Equally important is an emphasis on shared decision-making. The updated Guideline encourages clinicians to discuss with patients treatment risks, diagnostic uncertainties, and management options. Patients should be educated on the self-limiting nature of most rUTI episodes and the minimal benefit of antibiotics in most localized infections. The document encourages clinicians to discuss both antibiotic and nonantibiotic preventive options with patients. This focus on education, informed consent, and individualized care both improves long-term outcomes and addresses the fear and frustration expressed by rUTI patients.

For treatment, antibiotic stewardship remains a central pillar of the Guideline; empiric antibiotic use without microbiologic confirmation is discouraged. The Guideline supports using shorter, targeted courses of narrow-spectrum agents, reserving broad-spectrum agents for challenging situations such as multidrug resistance or allergies. While the previous Guideline stressed that asymptomatic bacteriuria should not be treated, the update also stresses that acute-onset symptoms are most suggestive of UTI, and chronic or fluctuating symptoms may warrant evaluation for alternative diagnoses.
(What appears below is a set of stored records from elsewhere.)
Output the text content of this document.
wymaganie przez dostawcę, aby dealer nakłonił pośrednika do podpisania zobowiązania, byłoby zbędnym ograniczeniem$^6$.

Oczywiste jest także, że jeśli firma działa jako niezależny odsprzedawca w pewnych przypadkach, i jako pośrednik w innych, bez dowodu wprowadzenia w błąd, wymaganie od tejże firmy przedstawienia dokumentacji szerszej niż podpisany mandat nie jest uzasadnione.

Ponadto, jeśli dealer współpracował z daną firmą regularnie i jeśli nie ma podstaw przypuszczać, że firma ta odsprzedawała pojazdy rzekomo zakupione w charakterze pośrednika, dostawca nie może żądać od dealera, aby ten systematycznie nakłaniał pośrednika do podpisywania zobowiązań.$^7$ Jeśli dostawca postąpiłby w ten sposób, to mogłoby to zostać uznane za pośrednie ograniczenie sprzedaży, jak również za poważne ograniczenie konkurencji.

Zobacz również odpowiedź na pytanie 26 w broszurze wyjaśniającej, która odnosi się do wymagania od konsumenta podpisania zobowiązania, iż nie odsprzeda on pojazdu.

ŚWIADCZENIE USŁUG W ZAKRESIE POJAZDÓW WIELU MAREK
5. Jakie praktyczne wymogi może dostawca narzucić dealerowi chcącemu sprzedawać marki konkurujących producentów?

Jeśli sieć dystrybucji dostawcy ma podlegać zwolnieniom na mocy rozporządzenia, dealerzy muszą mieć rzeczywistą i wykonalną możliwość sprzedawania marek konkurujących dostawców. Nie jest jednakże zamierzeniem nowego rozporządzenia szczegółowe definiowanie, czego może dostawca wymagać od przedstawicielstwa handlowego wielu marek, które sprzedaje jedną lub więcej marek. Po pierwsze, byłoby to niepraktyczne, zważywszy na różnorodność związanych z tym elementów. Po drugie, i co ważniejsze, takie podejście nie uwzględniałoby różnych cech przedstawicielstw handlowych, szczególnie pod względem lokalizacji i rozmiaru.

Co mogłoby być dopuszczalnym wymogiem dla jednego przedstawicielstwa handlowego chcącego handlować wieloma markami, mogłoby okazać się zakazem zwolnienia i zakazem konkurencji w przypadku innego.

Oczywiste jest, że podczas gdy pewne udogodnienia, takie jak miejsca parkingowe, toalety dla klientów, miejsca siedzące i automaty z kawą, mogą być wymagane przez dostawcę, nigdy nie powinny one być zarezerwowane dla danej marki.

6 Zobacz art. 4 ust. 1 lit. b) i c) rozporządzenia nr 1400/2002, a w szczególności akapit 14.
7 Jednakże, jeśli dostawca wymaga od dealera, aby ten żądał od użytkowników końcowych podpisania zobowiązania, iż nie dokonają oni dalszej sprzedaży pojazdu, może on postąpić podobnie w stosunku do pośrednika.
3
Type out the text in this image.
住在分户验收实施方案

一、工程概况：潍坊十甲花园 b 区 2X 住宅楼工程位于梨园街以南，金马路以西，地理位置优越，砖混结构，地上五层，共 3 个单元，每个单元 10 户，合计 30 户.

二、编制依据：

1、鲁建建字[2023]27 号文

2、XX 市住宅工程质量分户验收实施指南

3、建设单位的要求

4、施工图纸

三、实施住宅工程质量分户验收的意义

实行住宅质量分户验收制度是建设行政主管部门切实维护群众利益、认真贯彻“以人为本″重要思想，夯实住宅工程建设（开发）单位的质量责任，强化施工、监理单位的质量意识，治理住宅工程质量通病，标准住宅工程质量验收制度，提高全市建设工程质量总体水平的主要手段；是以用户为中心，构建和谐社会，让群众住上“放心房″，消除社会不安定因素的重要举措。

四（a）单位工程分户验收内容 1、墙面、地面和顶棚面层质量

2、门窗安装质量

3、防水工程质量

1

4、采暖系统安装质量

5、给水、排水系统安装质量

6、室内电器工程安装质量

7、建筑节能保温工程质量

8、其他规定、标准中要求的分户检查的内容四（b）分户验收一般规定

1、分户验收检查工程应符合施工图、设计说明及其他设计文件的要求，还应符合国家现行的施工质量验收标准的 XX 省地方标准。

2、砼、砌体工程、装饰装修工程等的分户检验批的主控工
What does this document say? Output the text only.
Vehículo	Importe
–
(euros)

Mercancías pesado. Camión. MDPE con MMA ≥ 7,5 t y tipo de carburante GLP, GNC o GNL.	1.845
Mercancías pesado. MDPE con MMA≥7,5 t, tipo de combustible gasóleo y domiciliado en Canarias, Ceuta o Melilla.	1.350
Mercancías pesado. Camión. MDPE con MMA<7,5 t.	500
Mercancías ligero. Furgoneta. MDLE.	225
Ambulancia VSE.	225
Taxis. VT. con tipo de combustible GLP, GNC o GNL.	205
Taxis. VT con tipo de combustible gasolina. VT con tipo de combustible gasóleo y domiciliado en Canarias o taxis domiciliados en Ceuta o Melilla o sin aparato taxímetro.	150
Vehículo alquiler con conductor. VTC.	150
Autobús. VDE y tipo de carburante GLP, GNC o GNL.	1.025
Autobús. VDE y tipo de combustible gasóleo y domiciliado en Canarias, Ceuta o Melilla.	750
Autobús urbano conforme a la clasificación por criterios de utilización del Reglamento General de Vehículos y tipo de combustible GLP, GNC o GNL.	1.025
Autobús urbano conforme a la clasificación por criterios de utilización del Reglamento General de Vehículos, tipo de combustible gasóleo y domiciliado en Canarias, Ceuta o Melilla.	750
The updated Guideline also expands the possible nonantibiotic options for rUTI prevention (Figure). New, stronger evidence supports the efficacy of cranberry for UTI prophylaxis. Recommendations supporting preventive vaginal estrogen were also strengthened for peri-/post-menopausal women without contraindications. New recommendations are made for methenamine hippurate and increased water intake (in patients who drink less than 1.5 L per day). The use of D-mannose in isolation is not recommended, as new studies have failed to demonstrate efficacy over placebo. These nonantibiotic options are promoted not only for their efficacy but also to reduce antibiotic dependence.

Conflicts of Interest: Dr Ackerman reported being a consultant or advisor for Watershed Medical, Abbvie, and Desert Harvest.